Inexhaustible Bliss

rainer-maria-rilke
The Poetry Foundation/Courtesy

I was given Rainer Maria Rilke’s book “Rilke On Love and Other Difficulties” in perhaps the most unconventional way. Someone who became a dear friend of mine mailed me this book while traveling across the U.S. before she had even met me. I sense that often the things we need the most come to us in strange and bizarre ways.

Despite my background in literature, I found I could spend years growing with and rereading Rilke, only to scrape the surface. There is so much depth and dimension in his work that it is hard to drift through it lightly — lessons on young love, marriage, life and death, saturated with sex. The translator of the novel, John J. L. Mood, writes in the introduction the most articulate description of Rilke and his work: “One of the amazing things about Rilke is that he started at the place where most of us at best manage finally to end up.” Rilke is an author whose work is deeply profound and striking. There is no shortage of study and skill required to appreciate such eloquence.

Rilke seems to have written the most moving of all chapters, “Rilke’s Letters On Love,” as a handbook to love. Not petty infatuation or lust – but how to really be in love, and how to stay in love. It should not be the immediate impulse to give oneself entirely to their other as a token of devotion or love. These notions and common actions among “young people” are faults found frequently.
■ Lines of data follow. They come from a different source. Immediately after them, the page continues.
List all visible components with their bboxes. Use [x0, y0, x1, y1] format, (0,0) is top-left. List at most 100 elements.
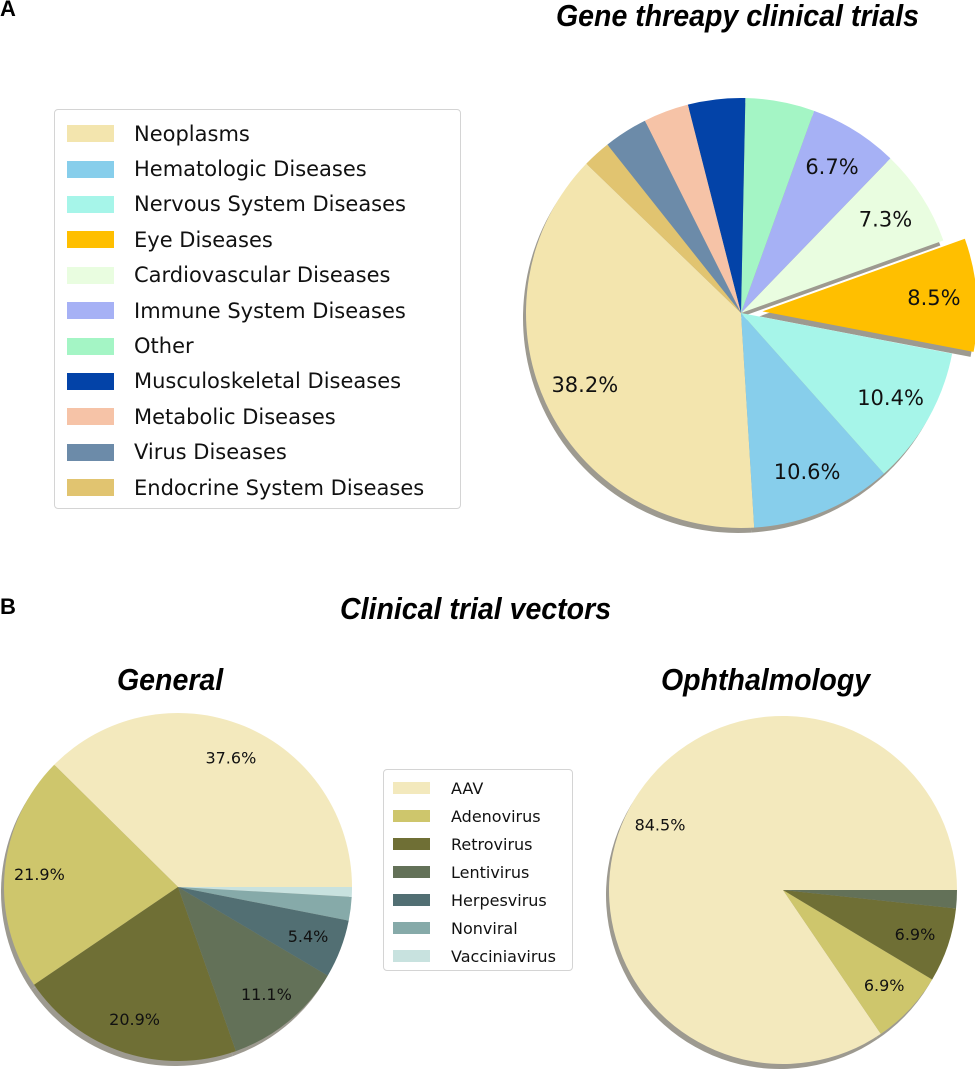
- chart-title-ophthalmology: Ophthalmology: [661, 662, 871, 697]
- pct-label-neoplasms: 38.2%: [551, 373, 618, 397]
- legend-item: Endocrine System Diseases: [67, 470, 460, 505]
- wedge-nonviral: [178, 887, 352, 921]
- legend-swatch: [67, 372, 114, 390]
- wedge-eye-diseases: [762, 238, 975, 352]
- legend-label: Eye Diseases: [134, 227, 273, 252]
- panel-label-a: A: [0, 0, 16, 21]
- legend-label: Endocrine System Diseases: [134, 475, 425, 500]
- legend-swatch: [67, 302, 114, 320]
- wedge-vacciniavirus: [178, 887, 352, 897]
- legend-swatch: [393, 782, 430, 794]
- legend-vectors: AAV Adenovirus Retrovirus Lentivirus Her…: [383, 769, 573, 971]
- legend-label: Vacciniavirus: [451, 946, 556, 966]
- legend-swatch: [67, 160, 114, 178]
- legend-label: Nonviral: [451, 918, 518, 938]
- legend-label: Virus Diseases: [134, 440, 287, 465]
- legend-label: Nervous System Diseases: [134, 192, 406, 217]
- legend-label: Musculoskeletal Diseases: [134, 369, 402, 394]
- wedge-aav: [54, 713, 353, 887]
- wedge-adenovirus: [783, 890, 933, 1034]
- legend-swatch: [393, 922, 430, 934]
- panel-label-b: B: [0, 594, 16, 619]
- wedge-neoplasms: [525, 163, 755, 529]
- pct-label-adenovirus: 6.9%: [864, 976, 905, 995]
- legend-swatch: [67, 231, 114, 249]
- wedge-nervous-system-diseases: [741, 313, 953, 474]
- wedge-metabolic-diseases: [644, 104, 741, 313]
- pct-label-eye-diseases: 8.5%: [907, 286, 960, 310]
- wedge-cardiovascular-diseases: [741, 158, 944, 313]
- legend-label: Hematologic Diseases: [134, 157, 367, 182]
- legend-swatch: [393, 950, 430, 962]
- wedge-lentivirus: [783, 890, 957, 909]
- legend-disease-categories: Neoplasms Hematologic Diseases Nervous S…: [54, 109, 461, 509]
- legend-swatch: [67, 479, 114, 497]
- legend-label: Adenovirus: [451, 806, 541, 826]
- chart-title-general: General: [117, 662, 224, 697]
- pct-label-cardiovascular-diseases: 7.3%: [859, 208, 912, 232]
- legend-swatch: [67, 125, 114, 143]
- legend-swatch: [393, 810, 430, 822]
- legend-item: Musculoskeletal Diseases: [67, 364, 460, 399]
- wedge-adenovirus: [4, 764, 179, 985]
- wedge-retrovirus: [34, 887, 236, 1061]
- wedge-hematologic-diseases: [741, 313, 884, 528]
- legend-swatch: [67, 443, 114, 461]
- legend-item: Herpesvirus: [393, 886, 572, 914]
- legend-swatch: [393, 894, 430, 906]
- wedge-immune-system-diseases: [741, 110, 891, 313]
- pct-label-hematologic-diseases: 10.6%: [774, 460, 841, 484]
- legend-label: Neoplasms: [134, 121, 250, 146]
- legend-item: Virus Diseases: [67, 435, 460, 470]
- legend-item: Lentivirus: [393, 858, 572, 886]
- legend-label: Cardiovascular Diseases: [134, 263, 391, 288]
- legend-item: Other: [67, 328, 460, 363]
- legend-item: Vacciniavirus: [393, 942, 572, 970]
- wedge-endocrine-system-diseases: [586, 144, 741, 313]
- pct-label-lentivirus: 11.1%: [241, 985, 292, 1004]
- legend-label: Immune System Diseases: [134, 298, 406, 323]
- wedge-herpesvirus: [178, 887, 349, 976]
- pct-label-nervous-system-diseases: 10.4%: [857, 386, 924, 410]
- legend-item: Hematologic Diseases: [67, 151, 460, 186]
- pct-label-herpesvirus: 5.4%: [288, 927, 329, 946]
- legend-label: Metabolic Diseases: [134, 404, 336, 429]
- legend-swatch: [67, 195, 114, 213]
- legend-item: Eye Diseases: [67, 222, 460, 257]
- legend-item: Cardiovascular Diseases: [67, 258, 460, 293]
- pct-label-immune-system-diseases: 6.7%: [805, 155, 858, 179]
- legend-item: AAV: [393, 774, 572, 802]
- wedge-other: [741, 98, 815, 313]
- legend-item: Neoplasms: [67, 116, 460, 151]
- pie-ophthalmology: 84.5% 6.9% 6.9%: [606, 715, 957, 1069]
- pie-general: 37.6% 21.9% 20.9% 11.1% 5.4%: [0, 713, 353, 1066]
- pct-label-aav: 84.5%: [635, 815, 686, 834]
- legend-swatch: [67, 337, 114, 355]
- legend-item: Metabolic Diseases: [67, 399, 460, 434]
- legend-item: Adenovirus: [393, 802, 572, 830]
- section-title-clinical-trial-vectors: Clinical trial vectors: [340, 591, 612, 626]
- legend-item: Nervous System Diseases: [67, 187, 460, 222]
- legend-item: Retrovirus: [393, 830, 572, 858]
- legend-swatch: [393, 838, 430, 850]
- legend-label: Retrovirus: [451, 834, 533, 854]
- wedge-musculoskeletal-diseases: [687, 98, 746, 313]
- legend-swatch: [67, 266, 114, 284]
- pct-label-retrovirus: 6.9%: [895, 925, 936, 944]
- wedge-virus-diseases: [607, 120, 741, 314]
- pct-label-adenovirus: 21.9%: [14, 865, 65, 884]
- pct-label-aav: 37.6%: [205, 749, 256, 768]
- legend-item: Immune System Diseases: [67, 293, 460, 328]
- wedge-retrovirus: [783, 890, 957, 980]
- chart-title-gene-therapy: Gene threapy clinical trials: [556, 0, 919, 33]
- legend-label: Herpesvirus: [451, 890, 547, 910]
- legend-item: Nonviral: [393, 914, 572, 942]
- legend-label: Other: [134, 334, 194, 359]
- wedge-aav: [609, 715, 957, 1064]
- wedge-lentivirus: [178, 887, 328, 1052]
- pct-label-retrovirus: 20.9%: [109, 1010, 160, 1029]
- legend-swatch: [393, 866, 430, 878]
- pie-gene-threapy-clinical-trials: 38.2% 10.6% 10.4% 8.5% 7.3% 6.7%: [523, 98, 975, 533]
- legend-swatch: [67, 408, 114, 426]
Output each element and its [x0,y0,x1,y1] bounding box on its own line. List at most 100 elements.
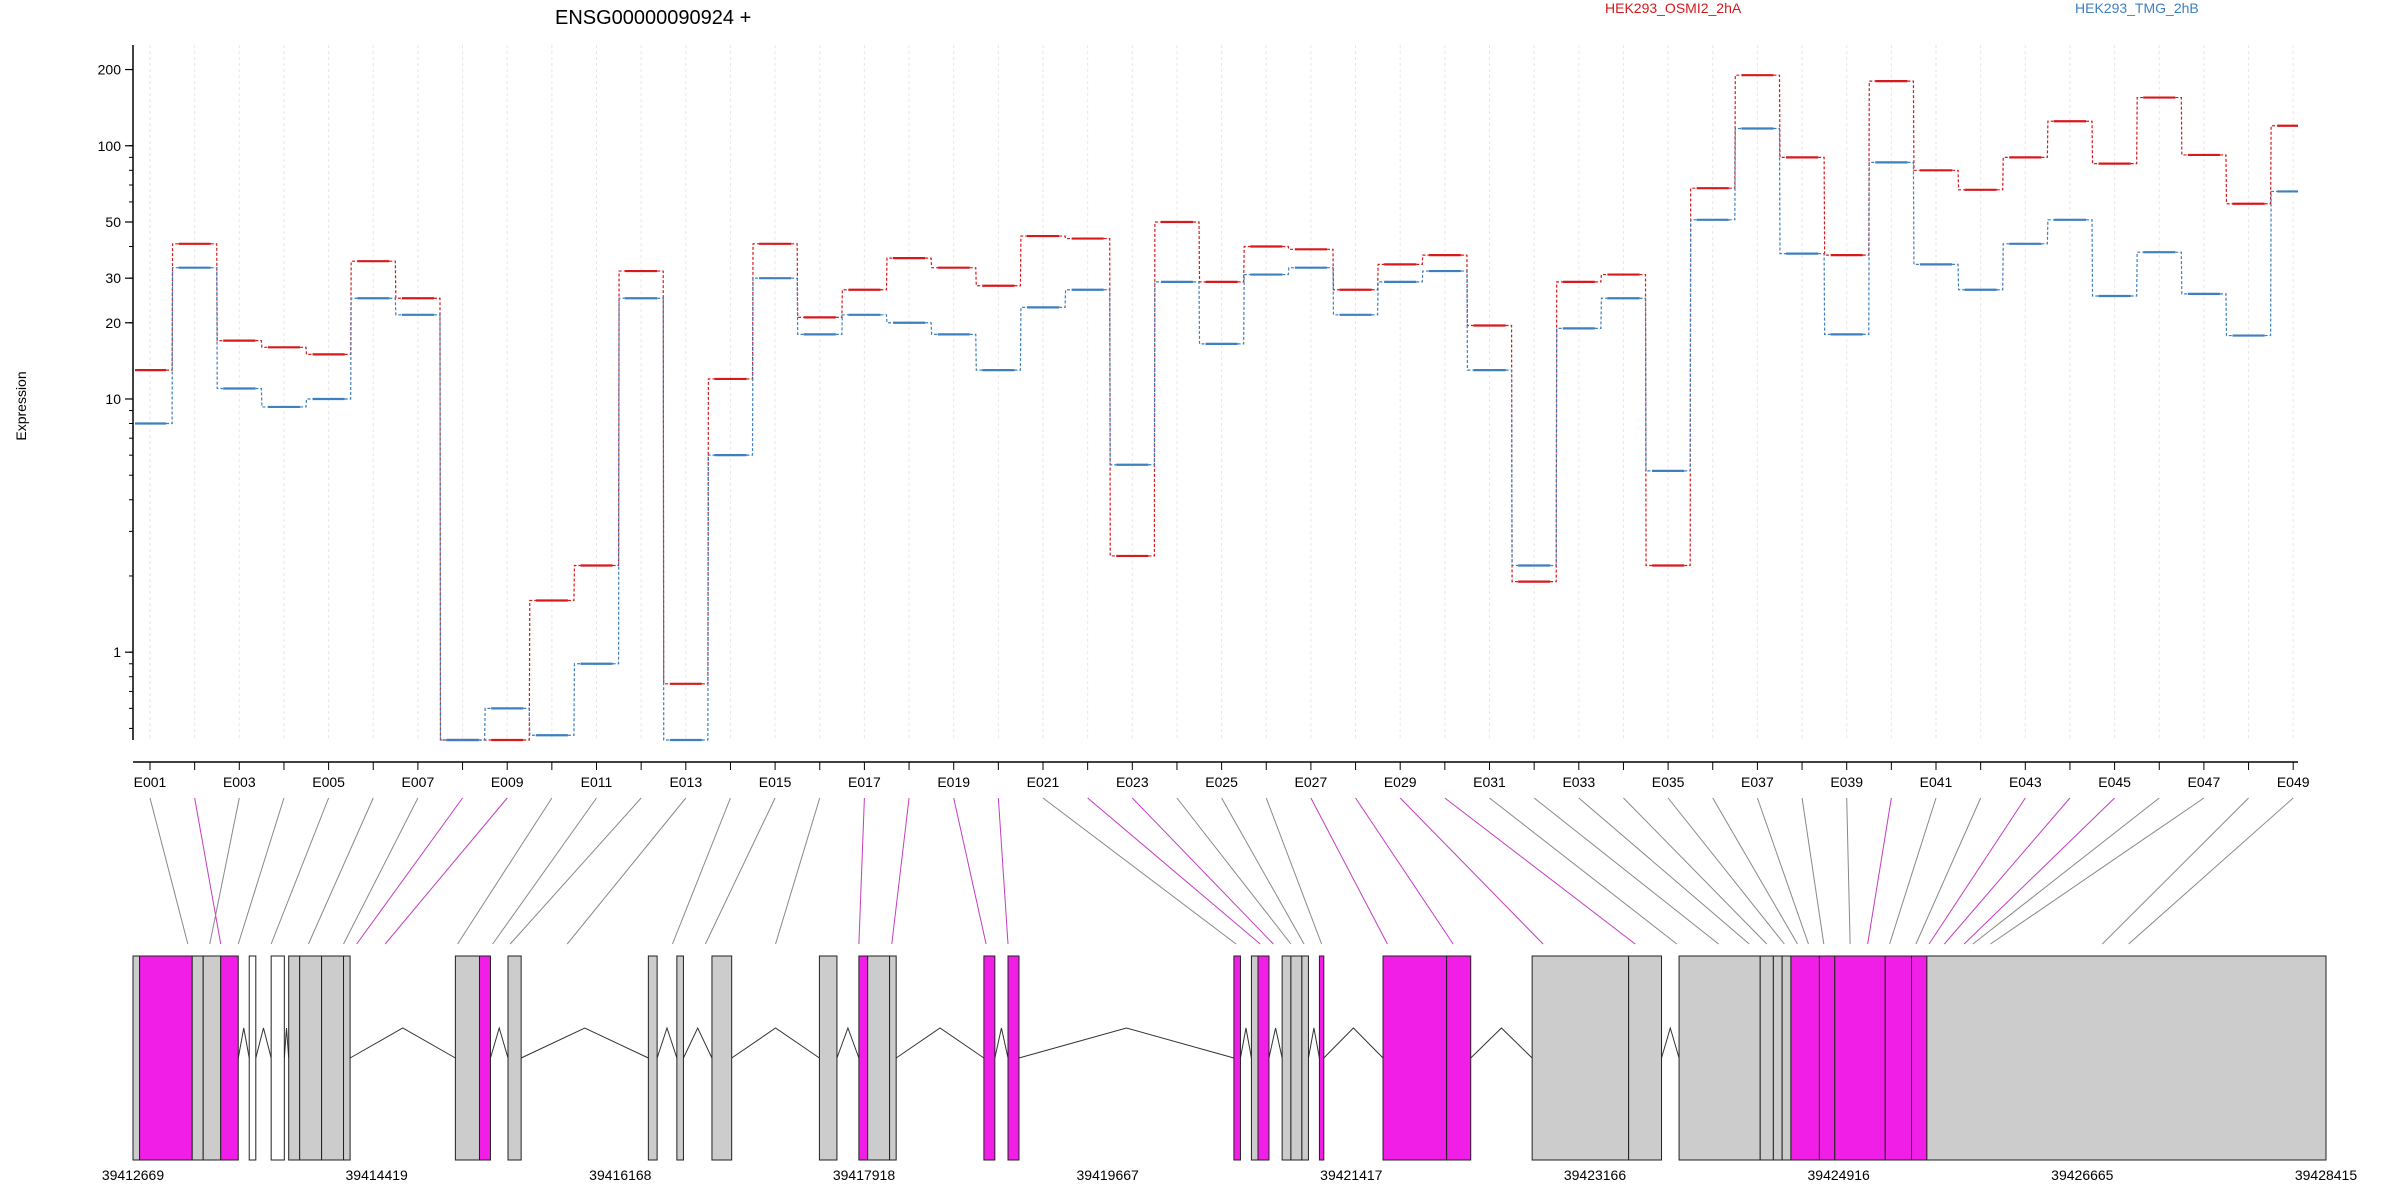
exon-block [867,955,891,1161]
intron [1268,1027,1283,1059]
exon-connector [1667,797,1785,945]
series-2-connector [701,454,715,741]
genomic-tick-label: 39421417 [1320,1167,1383,1183]
series-2-connector [1818,253,1831,335]
x-tick-label: E009 [491,774,524,790]
y-tick-label: 100 [98,138,122,154]
exon-connector [1578,797,1750,945]
exon-connector [209,797,240,945]
exon-connector [1310,797,1388,945]
series-2-connector [300,398,313,408]
intron [994,1027,1009,1059]
series-2-connector [880,314,893,324]
exon-block [288,955,301,1161]
series-2-connector [1148,281,1161,466]
exon-block [248,955,257,1161]
series-2-connector [1237,273,1251,345]
series-2-connector [2219,293,2233,337]
genomic-tick-label: 39416168 [589,1167,652,1183]
exon-block [132,955,141,1161]
x-tick-label: E015 [759,774,792,790]
y-tick-label: 200 [98,62,122,78]
intron [731,1027,820,1059]
series-1-connector [2130,96,2144,165]
x-tick-label: E025 [1205,774,1238,790]
exon-connector [2101,797,2249,945]
series-2-connector [2086,219,2099,297]
series-2-connector [1059,289,1072,308]
legend-series-2: HEK293_TMG_2hB [2075,0,2199,16]
x-tick-label: E011 [581,774,613,790]
series-1-connector [969,267,983,287]
exon-block [1007,955,1020,1161]
exon-connector [384,797,508,945]
series-2-connector [389,297,402,316]
series-2-connector [1193,281,1206,345]
exon-connector [1801,797,1825,945]
series-2-connector [657,297,670,741]
x-tick-label: E031 [1473,774,1506,790]
series-2-connector [478,707,492,741]
series-1-connector [2264,125,2278,205]
exon-block [1281,955,1292,1161]
x-tick-label: E047 [2188,774,2221,790]
exon-block [1531,955,1630,1161]
series-1-connector [2041,120,2054,158]
series-1-connector [567,564,581,602]
genomic-tick-label: 39423166 [1564,1167,1627,1183]
series-1-connector [2219,154,2233,205]
genomic-tick-label: 39417918 [833,1167,896,1183]
exon-connector [953,797,987,945]
series-2-connector [523,707,536,736]
series-1-connector [1728,74,1742,189]
exon-block [1818,955,1836,1161]
exon-block [889,955,897,1161]
exon-connector [1867,797,1892,945]
exon-block [478,955,491,1161]
exon-block [454,955,480,1161]
y-tick-label: 50 [105,214,121,230]
x-tick-label: E021 [1027,774,1060,790]
exon-connector [1355,797,1454,945]
series-1 [135,74,2298,742]
exon-connector [237,797,285,945]
exon-block [1382,955,1448,1161]
exon-connector [457,797,553,945]
x-tick-label: E023 [1116,774,1149,790]
series-1-connector [2175,96,2188,156]
series-2-connector [2175,251,2188,295]
exon-connector [1087,797,1261,945]
series-1-connector [210,243,224,342]
exon-block [1926,955,2327,1161]
exon-connector [307,797,374,945]
genomic-tick-label: 39428415 [2295,1167,2358,1183]
series-2-connector [1684,219,1697,472]
exon-connector [1399,797,1544,945]
y-tick-label: 1 [113,644,121,660]
exon-connector [1889,797,1937,945]
exon-connector [1444,797,1636,945]
exon-connector [775,797,821,945]
series-2-connector [791,277,804,335]
x-tick-label: E033 [1562,774,1595,790]
series-1-connector [1282,245,1295,250]
x-tick-label: E037 [1741,774,1774,790]
series-1-connector [2086,120,2099,165]
series-1-connector [523,599,536,741]
series-2-connector [925,322,938,335]
plot-area: 1 10 20 30 50 100 200 E001 E003 E005 E007 E009 E011 E… [98,45,2310,790]
series-1-connector [1505,324,1519,583]
x-tick-label: E013 [669,774,702,790]
exon-block [1250,955,1259,1161]
intron [656,1026,678,1059]
series-1-connector [791,243,804,318]
x-tick-label: E043 [2009,774,2042,790]
series-2-connector [1594,297,1608,329]
genomic-tick-label: 39419667 [1077,1167,1140,1183]
x-tick-label: E027 [1295,774,1328,790]
exon-connector [1963,797,2115,945]
series-2-connector [746,277,760,456]
series-1-connector [1103,237,1117,557]
exon-connector [1972,797,2160,945]
series-1-connector [1594,273,1608,283]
Rilke writes, “When two people both give themselves up in order to come close to each other, there is no longer any ground beneath them and their being together is a continual falling.” The young must build a foundation for their love. They must harvest and cultivate it into something worthy of their work. Their investment is as much in themselves as it is in each other, and when they both can understand and appreciate this natural space, the two will be more united. On the contrary, he gravely warns against “the greatest fault that can happen to human relationships: they become impatient,” the consequence of which is shattering. Rilke takes the passions of love and realizes them, objectively provoking truth in its most pure form.

All this is contained within thirteen pages of a single chapter. The composer of the novel continues with powerful poetry and further notes on Rilke’s exploration of life. In his poem “Magic” he writes, “Feel! and trust!” just as one must while stepping into his beautiful mind.